HELENA — Democratic U.S. Senate candidate John Bohlinger is saying now that if he’s elected, he’ll serve just one term — and be more effective because of it.
Incumbent senators spend one-third to one-half their time raising campaign funds for the next election, he says, instead of working on issues important to voters and the country.
“I’ll give you 100 percent of my time,” he said during a campaign swing in Livingston and Bozeman this week. “You’re going to get two-for-one in me, working on behalf of this huge legislative agenda I’m going to bring forward.”
Bohlinger, who turns 78 later this month, is one of three Democrats running for Montana’s U.S. Senate seat this year. The others are Sen. John Walsh, who was appointed by Gov. Steve Bullock to the job in February, and Wilsall rancher Dirk Adams.
Three Republicans also are vying for the seat, and Billings real estate broker Sam Rankin is trying to qualify as an Independent, through a petition process that requires signatures of registered voters.
Bohlinger, a former lieutenant governor, said initially last year he’d serve only one term, and then later backed off from that statement, saying he’d consider running again.
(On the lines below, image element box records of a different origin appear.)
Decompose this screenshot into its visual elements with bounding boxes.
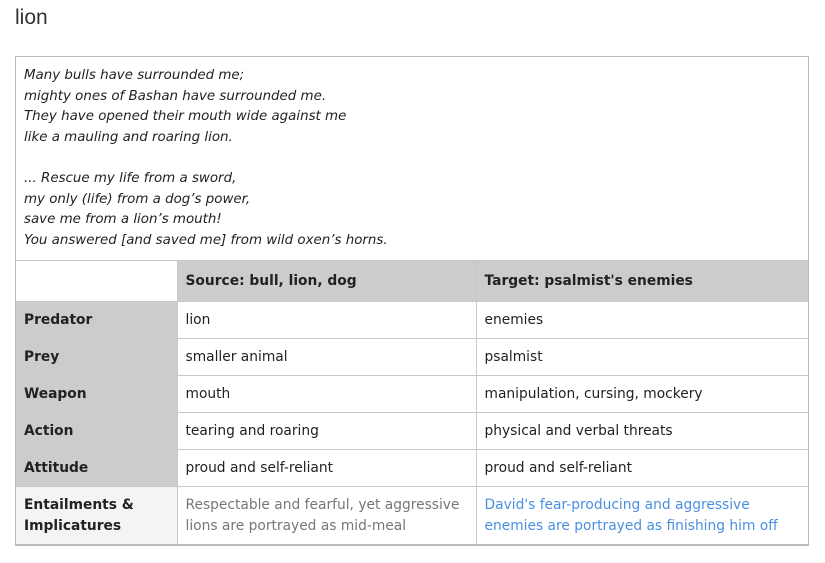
header-target: Target: psalmist's enemies [475, 260, 808, 302]
row-label: Weapon [16, 375, 178, 413]
table-row: Predator lion enemies [16, 301, 808, 339]
table-row: Weapon mouth manipulation, cursing, mock… [16, 375, 808, 413]
row-label: Action [16, 412, 178, 450]
quote-line: my only (life) from a dog’s power, [24, 191, 251, 207]
row-label: Attitude [16, 449, 178, 487]
table-row: Action tearing and roaring physical and … [16, 412, 808, 450]
target-cell: David's fear-producing and aggressive en… [475, 486, 808, 544]
source-cell: mouth [176, 375, 477, 413]
table-row: Prey smaller animal psalmist [16, 338, 808, 376]
source-cell: Respectable and fearful, yet aggressive … [176, 486, 477, 544]
header-source: Source: bull, lion, dog [176, 260, 477, 302]
target-cell: proud and self-reliant [475, 449, 808, 487]
table-header-row: Source: bull, lion, dog Target: psalmist… [16, 260, 808, 302]
header-empty [16, 260, 178, 302]
source-cell: tearing and roaring [176, 412, 477, 450]
table-row: Entailments & Implicatures Respectable a… [16, 486, 808, 544]
target-cell: psalmist [475, 338, 808, 376]
quote-line: You answered [and saved me] from wild ox… [24, 232, 388, 248]
row-label: Prey [16, 338, 178, 376]
table-row: Attitude proud and self-reliant proud an… [16, 449, 808, 487]
page-title: lion [15, 6, 48, 29]
target-cell: manipulation, cursing, mockery [475, 375, 808, 413]
quote-line: ... Rescue my life from a sword, [24, 170, 237, 186]
row-label: Entailments & Implicatures [16, 486, 178, 544]
quote-line: mighty ones of Bashan have surrounded me… [24, 88, 327, 104]
target-cell: physical and verbal threats [475, 412, 808, 450]
source-cell: smaller animal [176, 338, 477, 376]
quote-line: Many bulls have surrounded me; [24, 68, 245, 83]
quote-line: save me from a lion’s mouth! [24, 212, 222, 228]
scripture-quote: Many bulls have surrounded me; mighty on… [16, 57, 808, 260]
row-label: Predator [16, 301, 178, 339]
quote-line: like a mauling and roaring lion. [24, 129, 233, 145]
quote-line: They have opened their mouth wide agains… [24, 109, 347, 125]
content-box: Many bulls have surrounded me; mighty on… [15, 56, 809, 546]
source-cell: proud and self-reliant [176, 449, 477, 487]
target-cell: enemies [475, 301, 808, 339]
source-cell: lion [176, 301, 477, 339]
quote-line [24, 148, 800, 169]
metaphor-table: Source: bull, lion, dog Target: psalmist… [16, 260, 808, 544]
Now, however, he’s adamant in saying he’ll be a one-termer if elected.
Bohlinger said one of his main issues is promoting a constitutional amendment to declare that only human beings, not corporations, have First Amendment rights, to undo a U.S. Supreme Court opinion allowing corporations to spend whatever they want to influence elections.
“I’m there to solve problems, and we’ve got a huge problem: The influence of money on political campaigns,” he said.
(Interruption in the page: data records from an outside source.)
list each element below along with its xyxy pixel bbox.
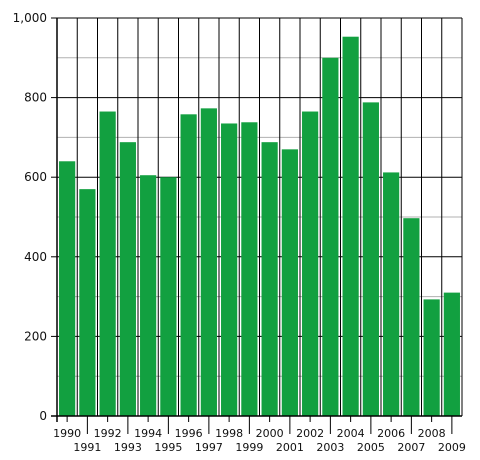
y-tick-label: 1,000 <box>13 11 47 25</box>
y-tick-label: 600 <box>24 170 47 184</box>
x-tick-label-2006: 2006 <box>377 427 405 440</box>
x-tick-label-1994: 1994 <box>134 427 162 440</box>
bars <box>59 36 460 417</box>
bar-2000 <box>261 142 278 416</box>
bar-2003 <box>322 57 339 417</box>
x-tick-label-1998: 1998 <box>215 427 243 440</box>
x-tick-label-2000: 2000 <box>256 427 284 440</box>
y-tick-label: 200 <box>24 329 47 343</box>
x-tick-label-1990: 1990 <box>53 427 81 440</box>
bar-1992 <box>99 111 116 416</box>
bar-1991 <box>79 189 96 416</box>
y-tick-label: 400 <box>24 250 47 264</box>
bar-1995 <box>160 177 177 416</box>
bar-1999 <box>241 122 258 416</box>
x-tick-label-1993: 1993 <box>114 441 142 454</box>
bar-2006 <box>383 172 400 416</box>
bar-1997 <box>200 108 217 416</box>
x-tick-label-1992: 1992 <box>94 427 122 440</box>
axes <box>51 17 462 434</box>
x-tick-label-1999: 1999 <box>235 441 263 454</box>
bar-1998 <box>221 123 238 416</box>
bar-2009 <box>443 292 460 416</box>
x-tick-label-2001: 2001 <box>276 441 304 454</box>
grid <box>56 17 463 417</box>
x-tick-label-1997: 1997 <box>195 441 223 454</box>
bar-1996 <box>180 114 197 416</box>
bar-2001 <box>281 149 298 416</box>
bar-2002 <box>302 111 319 416</box>
bar-1990 <box>59 161 76 416</box>
x-tick-label-1996: 1996 <box>175 427 203 440</box>
bar-2007 <box>403 218 420 416</box>
x-tick-label-1995: 1995 <box>154 441 182 454</box>
bar-1994 <box>140 175 157 416</box>
x-tick-label-2003: 2003 <box>316 441 344 454</box>
x-tick-label-2005: 2005 <box>357 441 385 454</box>
bar-2004 <box>342 36 359 417</box>
x-tick-labels: 1990199119921993199419951996199719981999… <box>53 427 466 454</box>
bar-2005 <box>362 102 379 416</box>
x-tick-label-1991: 1991 <box>73 441 101 454</box>
y-tick-labels: 0 200 400 600 800 1,000 <box>13 11 47 423</box>
y-tick-label: 800 <box>24 91 47 105</box>
y-tick-label: 0 <box>39 409 47 423</box>
bar-2008 <box>423 299 440 416</box>
x-tick-label-2008: 2008 <box>418 427 446 440</box>
x-tick-label-2007: 2007 <box>397 441 425 454</box>
bar-1993 <box>119 142 136 416</box>
x-tick-label-2004: 2004 <box>337 427 365 440</box>
x-tick-label-2009: 2009 <box>438 441 466 454</box>
x-tick-label-2002: 2002 <box>296 427 324 440</box>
If you’re busy raising money, you also have to “make deals,” and “the only deal I’m making is with the people of Montana, to be fair and work hard on their behalf.”
Bohlinger said his agenda also includes reforming taxes to make them fairer for the middle class, passing an Equal Rights Amendment that protects women and gay and lesbian citizens, increasing Social Security benefits, expanding and improving assistance for Iraqi and Afghanistan war veterans, responsibly developing natural resources and the Keystone XL Pipeline, and working toward a medical system that provides equal benefits for all citizens.
Neither Walsh nor Adams have said they’ll serve just one term.
Bohlinger said his stance on serving just one term sometimes gets “mixed reviews” from fellow Democrats, but that he’s not changing his mind.
“A one-term senator can give 100 percent of his time to represent Montanans and the nation … on those critical issues that I’ve identified,” he said.